Spoils of War: General Patton, Looter
Created | Updated Aug 23, 2015
A shocking tale of military malfeasance.
General Patton, Looter
Back in 1945-1946, the Allies put the war criminals responsible for the Holocaust on trial in Nuremberg. To do this, they needed documentation: who gave what orders, when, where. Mostly, they had the goods on these people. But one thing really bothered the prosecutors: when it came to presenting the court with the very first anti-Jewish Nazi law, the infamous Nuremberg Laws that redefined race in Germany, they were forced to use print sources. Now, the print sources were official – government issue – but they weren't as dramatic as the signed typescript would have been. Unfortunately, they couldn't find the original.
Why, you ask? Because General Patton didn't obey orders.
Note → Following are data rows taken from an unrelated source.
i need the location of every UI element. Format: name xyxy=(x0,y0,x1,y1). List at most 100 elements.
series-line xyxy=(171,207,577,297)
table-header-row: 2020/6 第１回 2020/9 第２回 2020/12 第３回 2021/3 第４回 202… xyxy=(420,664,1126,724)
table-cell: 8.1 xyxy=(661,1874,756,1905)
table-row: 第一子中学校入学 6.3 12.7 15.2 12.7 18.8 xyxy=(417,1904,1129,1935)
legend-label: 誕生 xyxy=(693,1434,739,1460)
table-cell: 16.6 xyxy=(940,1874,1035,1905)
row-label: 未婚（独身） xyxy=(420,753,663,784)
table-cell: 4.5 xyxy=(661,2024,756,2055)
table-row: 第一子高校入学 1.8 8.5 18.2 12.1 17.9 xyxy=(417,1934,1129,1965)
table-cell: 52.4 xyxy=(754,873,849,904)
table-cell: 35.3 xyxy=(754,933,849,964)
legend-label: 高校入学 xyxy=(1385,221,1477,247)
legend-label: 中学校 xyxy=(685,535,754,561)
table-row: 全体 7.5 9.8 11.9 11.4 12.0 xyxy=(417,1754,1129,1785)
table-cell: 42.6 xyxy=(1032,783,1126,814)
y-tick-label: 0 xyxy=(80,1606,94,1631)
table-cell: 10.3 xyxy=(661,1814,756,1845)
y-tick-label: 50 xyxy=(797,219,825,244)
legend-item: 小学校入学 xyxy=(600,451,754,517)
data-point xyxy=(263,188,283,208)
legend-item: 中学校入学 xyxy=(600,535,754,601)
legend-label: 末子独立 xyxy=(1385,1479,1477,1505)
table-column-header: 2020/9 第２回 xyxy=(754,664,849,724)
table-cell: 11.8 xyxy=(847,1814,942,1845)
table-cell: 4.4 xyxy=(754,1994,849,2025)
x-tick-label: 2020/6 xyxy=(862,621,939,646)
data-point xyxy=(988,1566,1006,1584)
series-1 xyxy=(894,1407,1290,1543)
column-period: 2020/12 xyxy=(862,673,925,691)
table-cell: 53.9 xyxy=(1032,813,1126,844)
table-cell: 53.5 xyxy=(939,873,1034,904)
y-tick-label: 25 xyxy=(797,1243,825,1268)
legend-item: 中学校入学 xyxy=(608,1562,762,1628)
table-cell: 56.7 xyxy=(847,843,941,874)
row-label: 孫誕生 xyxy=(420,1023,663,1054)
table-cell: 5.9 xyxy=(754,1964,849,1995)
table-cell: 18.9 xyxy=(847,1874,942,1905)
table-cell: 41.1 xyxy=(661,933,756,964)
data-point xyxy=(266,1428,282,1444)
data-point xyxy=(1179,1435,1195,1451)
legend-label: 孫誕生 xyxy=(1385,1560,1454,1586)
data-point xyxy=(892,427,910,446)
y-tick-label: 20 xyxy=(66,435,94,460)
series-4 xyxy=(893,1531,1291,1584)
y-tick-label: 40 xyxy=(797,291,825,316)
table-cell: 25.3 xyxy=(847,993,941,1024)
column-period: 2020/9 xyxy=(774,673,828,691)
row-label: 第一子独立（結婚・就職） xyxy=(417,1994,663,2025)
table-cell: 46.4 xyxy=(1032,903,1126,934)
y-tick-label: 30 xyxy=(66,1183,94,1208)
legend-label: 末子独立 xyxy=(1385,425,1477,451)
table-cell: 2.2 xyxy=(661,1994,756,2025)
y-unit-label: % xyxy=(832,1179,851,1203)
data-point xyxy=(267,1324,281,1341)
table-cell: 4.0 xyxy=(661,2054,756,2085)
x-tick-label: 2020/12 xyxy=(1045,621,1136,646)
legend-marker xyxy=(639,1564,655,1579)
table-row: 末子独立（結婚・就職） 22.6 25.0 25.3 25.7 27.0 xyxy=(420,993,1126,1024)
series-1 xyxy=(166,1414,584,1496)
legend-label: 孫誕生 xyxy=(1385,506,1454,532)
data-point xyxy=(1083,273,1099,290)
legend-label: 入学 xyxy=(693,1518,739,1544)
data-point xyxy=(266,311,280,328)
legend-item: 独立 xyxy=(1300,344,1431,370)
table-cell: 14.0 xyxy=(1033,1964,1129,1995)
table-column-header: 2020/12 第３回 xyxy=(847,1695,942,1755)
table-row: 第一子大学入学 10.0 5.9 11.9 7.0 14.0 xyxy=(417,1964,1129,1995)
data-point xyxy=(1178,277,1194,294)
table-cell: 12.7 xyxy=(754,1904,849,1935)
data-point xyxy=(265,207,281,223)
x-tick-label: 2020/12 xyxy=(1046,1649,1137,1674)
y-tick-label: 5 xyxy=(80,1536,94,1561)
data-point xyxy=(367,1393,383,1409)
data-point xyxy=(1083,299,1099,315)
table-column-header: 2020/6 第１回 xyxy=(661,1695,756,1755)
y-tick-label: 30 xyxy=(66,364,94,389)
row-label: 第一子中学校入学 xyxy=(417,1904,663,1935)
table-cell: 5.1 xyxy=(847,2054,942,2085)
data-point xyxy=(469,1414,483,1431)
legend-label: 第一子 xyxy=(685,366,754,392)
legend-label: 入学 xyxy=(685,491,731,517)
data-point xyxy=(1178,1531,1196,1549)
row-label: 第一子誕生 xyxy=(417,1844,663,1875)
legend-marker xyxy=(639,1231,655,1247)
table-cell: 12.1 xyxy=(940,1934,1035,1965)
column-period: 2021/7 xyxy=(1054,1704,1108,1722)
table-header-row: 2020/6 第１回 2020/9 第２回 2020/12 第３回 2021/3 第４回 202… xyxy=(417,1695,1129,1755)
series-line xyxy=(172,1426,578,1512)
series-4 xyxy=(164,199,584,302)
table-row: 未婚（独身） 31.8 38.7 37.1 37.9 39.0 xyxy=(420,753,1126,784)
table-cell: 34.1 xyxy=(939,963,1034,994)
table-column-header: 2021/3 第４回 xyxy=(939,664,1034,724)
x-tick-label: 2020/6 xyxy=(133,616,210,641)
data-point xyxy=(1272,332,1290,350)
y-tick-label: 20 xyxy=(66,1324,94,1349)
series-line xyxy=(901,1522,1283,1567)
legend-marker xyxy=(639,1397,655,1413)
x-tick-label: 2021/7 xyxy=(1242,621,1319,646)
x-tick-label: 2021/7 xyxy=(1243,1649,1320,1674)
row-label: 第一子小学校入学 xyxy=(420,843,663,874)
Yes, Old Blood and Guts himself, strict disciplinarian when it came to other soldiers, ignored his superior's (Dwight D Eisenhower's) instructions to turn all official documents over to authorities rather than hoard them as souvenirs. When the original Nuremberg Laws came into his possession, Patton gifted them to the Huntington Library in California. Patton was killed in an automobile accident in December, 1945. The librarians at Huntington, who knew they weren't supposed to have Patton's loot, didn't want anybody to get into trouble…so they hid the documents in a vault. Until 1999.
The original Nuremberg Laws were turned over to the (US) National Archives in 2010, long after all the miscreants had been passed onto a higher court. It only took the papers 63 years to be turned in.